Owning a home was the dream of my parents’ generation, and owning a bigger home was the focus of my age group.

But times, they are a changing. The millennials—those folks born since 1980—want to spend their money on travel and experiences—not in buying and maintaining a home. I know this to be true.

My partner, Don, has a 33-year-old son who hasn’t begun to think of buying a home. It’s the same with his friends. Adventure, fun, and living in the moment, take priority.

According to the US Census Bureau, home ownership by age group looks like this: 65 and over (78.6%) and under 35 (34.3%). For 35-44-year-olds, the rate is 59% percent; 45-54, 69.4%; and 55-64, 75.6%.

Additionally, home ownership in the US is declining—63.6% today—the lowest since 1965, and significantly lower than the high of 69.4% in 2004.

That sounds depressing for a Realtor, doesn’t it? But the picture is not as bleak as it sounds. There are two bright spots: 1) the boom-and-bust mentality of the mid-2000’s, when lenders would write a loan for anyone who could breathe, has ended, and that’s good for the industry; and 2) while ownership rates are down, rental opportunities are up. The national vacancy rate has declined to 7.0%, from an 11.1% high in 2009. And that creates a new avenue for real estate—investing in rental properties.

The Attraction of Investment Real Estate

A recent survey by SmartMove reported that “6 in 10 landlords say it’s more profitable and attractive to be a landlord now than it was five years ago.” Also, rental rates are rising, with 57% of landlords increasing their rates in the past year. Nationally, rental rates—on average for a three-bedroom home—have risen 4.8%.

Several years ago, the average long-term monthly rental in FFG was around $750-$800. Today, it is closer to $1,000. Folks rent in our neighborhood for three primary reasons: 1) they are vacationing; 2) they are “trying out” our area; and 3) they are building a new home and want to be close by.

There are three sweet spots for a real estate investor:

-— Short-term rentals to golfers and vacationers (not permitted in single-family homes in FFG)

— Lakefront homes

— Homes selling under $150,000

The rental market that is very robust is in the last category.

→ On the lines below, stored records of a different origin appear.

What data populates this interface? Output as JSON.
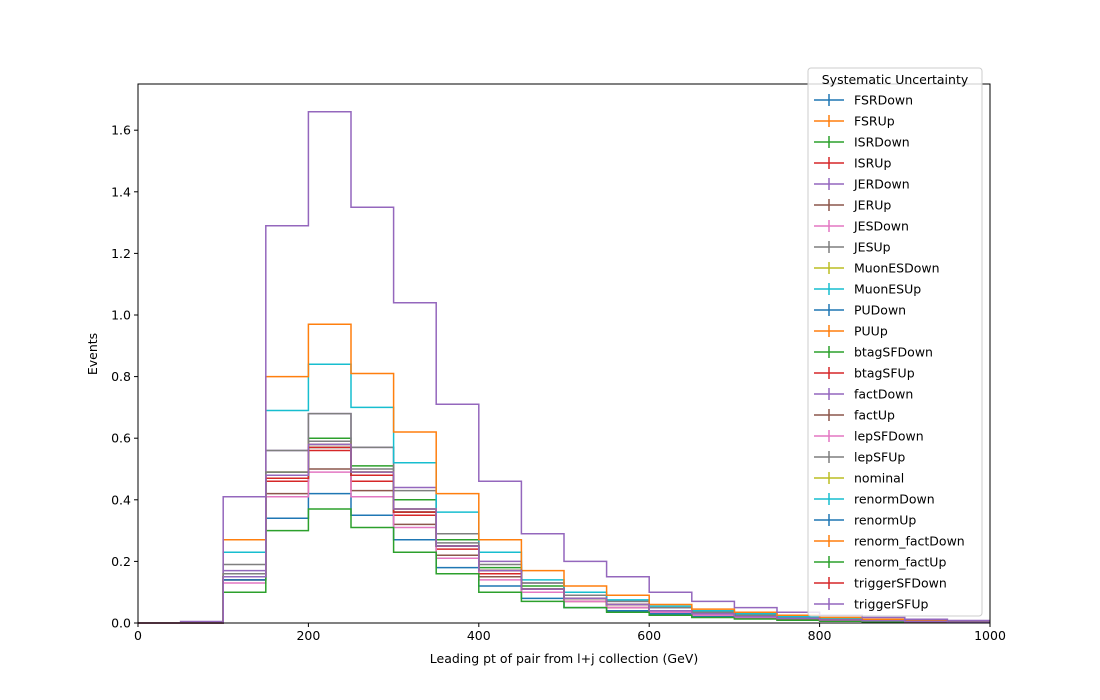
{
  "chart_data": {
    "type": "line",
    "xlabel": "Leading pt of pair from l+j collection (GeV)",
    "ylabel": "Events",
    "xlim": [
      0,
      1000
    ],
    "ylim": [
      0,
      1.75
    ],
    "x_ticks": [
      "0",
      "200",
      "400",
      "600",
      "800",
      "1000"
    ],
    "y_ticks": [
      "0.0",
      "0.2",
      "0.4",
      "0.6",
      "0.8",
      "1.0",
      "1.2",
      "1.4",
      "1.6"
    ],
    "grid": false,
    "legend": {
      "title": "Systematic Uncertainty",
      "placement": "top-right"
    },
    "bin_edges": [
      0,
      50,
      100,
      150,
      200,
      250,
      300,
      350,
      400,
      450,
      500,
      550,
      600,
      650,
      700,
      750,
      800,
      850,
      900,
      950,
      1000
    ],
    "series": [
      {
        "name": "FSRDown",
        "color": "#1f77b4",
        "values": [
          0,
          0,
          0.14,
          0.34,
          0.42,
          0.35,
          0.27,
          0.18,
          0.12,
          0.08,
          0.05,
          0.04,
          0.03,
          0.02,
          0.015,
          0.01,
          0.008,
          0.005,
          0.003,
          0.002
        ]
      },
      {
        "name": "FSRUp",
        "color": "#ff7f0e",
        "values": [
          0,
          0,
          0.16,
          0.49,
          0.59,
          0.49,
          0.37,
          0.25,
          0.17,
          0.11,
          0.08,
          0.06,
          0.04,
          0.03,
          0.02,
          0.015,
          0.01,
          0.007,
          0.005,
          0.003
        ]
      },
      {
        "name": "ISRDown",
        "color": "#2ca02c",
        "values": [
          0,
          0,
          0.15,
          0.49,
          0.6,
          0.51,
          0.4,
          0.27,
          0.18,
          0.12,
          0.08,
          0.06,
          0.04,
          0.03,
          0.02,
          0.015,
          0.01,
          0.007,
          0.005,
          0.003
        ]
      },
      {
        "name": "ISRUp",
        "color": "#d62728",
        "values": [
          0,
          0,
          0.14,
          0.46,
          0.56,
          0.46,
          0.35,
          0.24,
          0.16,
          0.11,
          0.07,
          0.05,
          0.035,
          0.025,
          0.018,
          0.012,
          0.009,
          0.006,
          0.004,
          0.003
        ]
      },
      {
        "name": "JERDown",
        "color": "#9467bd",
        "values": [
          0,
          0,
          0.17,
          0.56,
          0.68,
          0.57,
          0.44,
          0.29,
          0.2,
          0.13,
          0.09,
          0.07,
          0.05,
          0.035,
          0.025,
          0.018,
          0.012,
          0.008,
          0.005,
          0.003
        ]
      },
      {
        "name": "JERUp",
        "color": "#8c564b",
        "values": [
          0,
          0,
          0.14,
          0.42,
          0.5,
          0.43,
          0.32,
          0.22,
          0.15,
          0.1,
          0.07,
          0.05,
          0.035,
          0.025,
          0.018,
          0.012,
          0.009,
          0.006,
          0.004,
          0.003
        ]
      },
      {
        "name": "JESDown",
        "color": "#e377c2",
        "values": [
          0,
          0,
          0.13,
          0.41,
          0.49,
          0.41,
          0.31,
          0.21,
          0.14,
          0.1,
          0.07,
          0.05,
          0.035,
          0.025,
          0.018,
          0.012,
          0.009,
          0.006,
          0.004,
          0.003
        ]
      },
      {
        "name": "JESUp",
        "color": "#7f7f7f",
        "values": [
          0,
          0,
          0.19,
          0.56,
          0.68,
          0.57,
          0.43,
          0.29,
          0.19,
          0.13,
          0.09,
          0.07,
          0.05,
          0.035,
          0.025,
          0.018,
          0.012,
          0.008,
          0.005,
          0.003
        ]
      },
      {
        "name": "MuonESDown",
        "color": "#bcbd22",
        "values": [
          0,
          0,
          0.15,
          0.48,
          0.59,
          0.49,
          0.37,
          0.25,
          0.17,
          0.11,
          0.08,
          0.06,
          0.04,
          0.03,
          0.02,
          0.015,
          0.01,
          0.007,
          0.005,
          0.003
        ]
      },
      {
        "name": "MuonESUp",
        "color": "#17becf",
        "values": [
          0,
          0,
          0.23,
          0.69,
          0.84,
          0.7,
          0.52,
          0.36,
          0.23,
          0.14,
          0.1,
          0.075,
          0.055,
          0.04,
          0.03,
          0.02,
          0.015,
          0.01,
          0.007,
          0.004
        ]
      },
      {
        "name": "PUDown",
        "color": "#1f77b4",
        "values": [
          0,
          0,
          0.14,
          0.48,
          0.58,
          0.48,
          0.36,
          0.25,
          0.17,
          0.11,
          0.08,
          0.06,
          0.04,
          0.03,
          0.02,
          0.015,
          0.01,
          0.007,
          0.005,
          0.003
        ]
      },
      {
        "name": "PUUp",
        "color": "#ff7f0e",
        "values": [
          0,
          0,
          0.27,
          0.8,
          0.97,
          0.81,
          0.62,
          0.42,
          0.27,
          0.17,
          0.12,
          0.09,
          0.06,
          0.045,
          0.035,
          0.025,
          0.018,
          0.012,
          0.008,
          0.005
        ]
      },
      {
        "name": "btagSFDown",
        "color": "#2ca02c",
        "values": [
          0,
          0,
          0.1,
          0.3,
          0.37,
          0.31,
          0.23,
          0.16,
          0.1,
          0.07,
          0.05,
          0.035,
          0.025,
          0.018,
          0.013,
          0.009,
          0.006,
          0.004,
          0.003,
          0.002
        ]
      },
      {
        "name": "btagSFUp",
        "color": "#d62728",
        "values": [
          0,
          0,
          0.16,
          0.47,
          0.57,
          0.48,
          0.36,
          0.25,
          0.17,
          0.11,
          0.08,
          0.06,
          0.04,
          0.03,
          0.02,
          0.015,
          0.01,
          0.007,
          0.005,
          0.003
        ]
      },
      {
        "name": "factDown",
        "color": "#9467bd",
        "values": [
          0,
          0.005,
          0.41,
          1.29,
          1.66,
          1.35,
          1.04,
          0.71,
          0.46,
          0.29,
          0.2,
          0.15,
          0.1,
          0.07,
          0.05,
          0.035,
          0.025,
          0.018,
          0.012,
          0.008
        ]
      },
      {
        "name": "factUp",
        "color": "#8c564b",
        "values": [
          0,
          0,
          0.15,
          0.48,
          0.58,
          0.49,
          0.37,
          0.25,
          0.17,
          0.11,
          0.08,
          0.06,
          0.04,
          0.03,
          0.02,
          0.015,
          0.01,
          0.007,
          0.005,
          0.003
        ]
      },
      {
        "name": "lepSFDown",
        "color": "#e377c2",
        "values": [
          0,
          0,
          0.15,
          0.47,
          0.58,
          0.48,
          0.36,
          0.25,
          0.17,
          0.11,
          0.08,
          0.06,
          0.04,
          0.03,
          0.02,
          0.015,
          0.01,
          0.007,
          0.005,
          0.003
        ]
      },
      {
        "name": "lepSFUp",
        "color": "#7f7f7f",
        "values": [
          0,
          0,
          0.16,
          0.49,
          0.59,
          0.5,
          0.37,
          0.26,
          0.17,
          0.11,
          0.08,
          0.06,
          0.04,
          0.03,
          0.02,
          0.015,
          0.01,
          0.007,
          0.005,
          0.003
        ]
      },
      {
        "name": "nominal",
        "color": "#bcbd22",
        "values": [
          0,
          0,
          0.15,
          0.48,
          0.58,
          0.49,
          0.37,
          0.25,
          0.17,
          0.11,
          0.08,
          0.06,
          0.04,
          0.03,
          0.02,
          0.015,
          0.01,
          0.007,
          0.005,
          0.003
        ]
      },
      {
        "name": "renormDown",
        "color": "#17becf",
        "values": [
          0,
          0,
          0.15,
          0.48,
          0.58,
          0.49,
          0.37,
          0.25,
          0.17,
          0.11,
          0.08,
          0.06,
          0.04,
          0.03,
          0.02,
          0.015,
          0.01,
          0.007,
          0.005,
          0.003
        ]
      },
      {
        "name": "renormUp",
        "color": "#1f77b4",
        "values": [
          0,
          0,
          0.15,
          0.47,
          0.57,
          0.48,
          0.36,
          0.25,
          0.17,
          0.11,
          0.08,
          0.06,
          0.04,
          0.03,
          0.02,
          0.015,
          0.01,
          0.007,
          0.005,
          0.003
        ]
      },
      {
        "name": "renorm_factDown",
        "color": "#ff7f0e",
        "values": [
          0,
          0,
          0.15,
          0.48,
          0.58,
          0.49,
          0.37,
          0.25,
          0.17,
          0.11,
          0.08,
          0.06,
          0.04,
          0.03,
          0.02,
          0.015,
          0.01,
          0.007,
          0.005,
          0.003
        ]
      },
      {
        "name": "renorm_factUp",
        "color": "#2ca02c",
        "values": [
          0,
          0,
          0.15,
          0.47,
          0.57,
          0.48,
          0.36,
          0.25,
          0.17,
          0.11,
          0.08,
          0.06,
          0.04,
          0.03,
          0.02,
          0.015,
          0.01,
          0.007,
          0.005,
          0.003
        ]
      },
      {
        "name": "triggerSFDown",
        "color": "#d62728",
        "values": [
          0,
          0,
          0.15,
          0.47,
          0.57,
          0.48,
          0.36,
          0.25,
          0.17,
          0.11,
          0.08,
          0.06,
          0.04,
          0.03,
          0.02,
          0.015,
          0.01,
          0.007,
          0.005,
          0.003
        ]
      },
      {
        "name": "triggerSFUp",
        "color": "#9467bd",
        "values": [
          0,
          0,
          0.15,
          0.48,
          0.58,
          0.49,
          0.37,
          0.25,
          0.17,
          0.11,
          0.08,
          0.06,
          0.04,
          0.03,
          0.02,
          0.015,
          0.01,
          0.007,
          0.005,
          0.003
        ]
      }
    ]
  }
}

Right now, there are 130 single-family, site-built homes in Fairfield Glade under $150k. Some are move-in ready; others require a bit of help—mostly cosmetic—to create a good rental. But with a bit of elbow grease, many of these homes can be rented for $900-$1,100 per month.

The cash flow from rentals can be enticing—especially with mortgage rates so low. At today’s rates (around 4%), you might finance 80% of a $150,000 home for around $650.00/month.

Of course, you must include taxes, insurance and HOA. But, even with those added, you’re looking at a payment a bit north of $700 per month. The difference between monthly layout and income is attractive.

And don’t forget, you can also depreciate rental property, which will improve those cash flow numbers. Please check in with your accountant for exact figures.

Bottom line, if you’re looking for an alternative investment, consider buying a ‘real’ asset.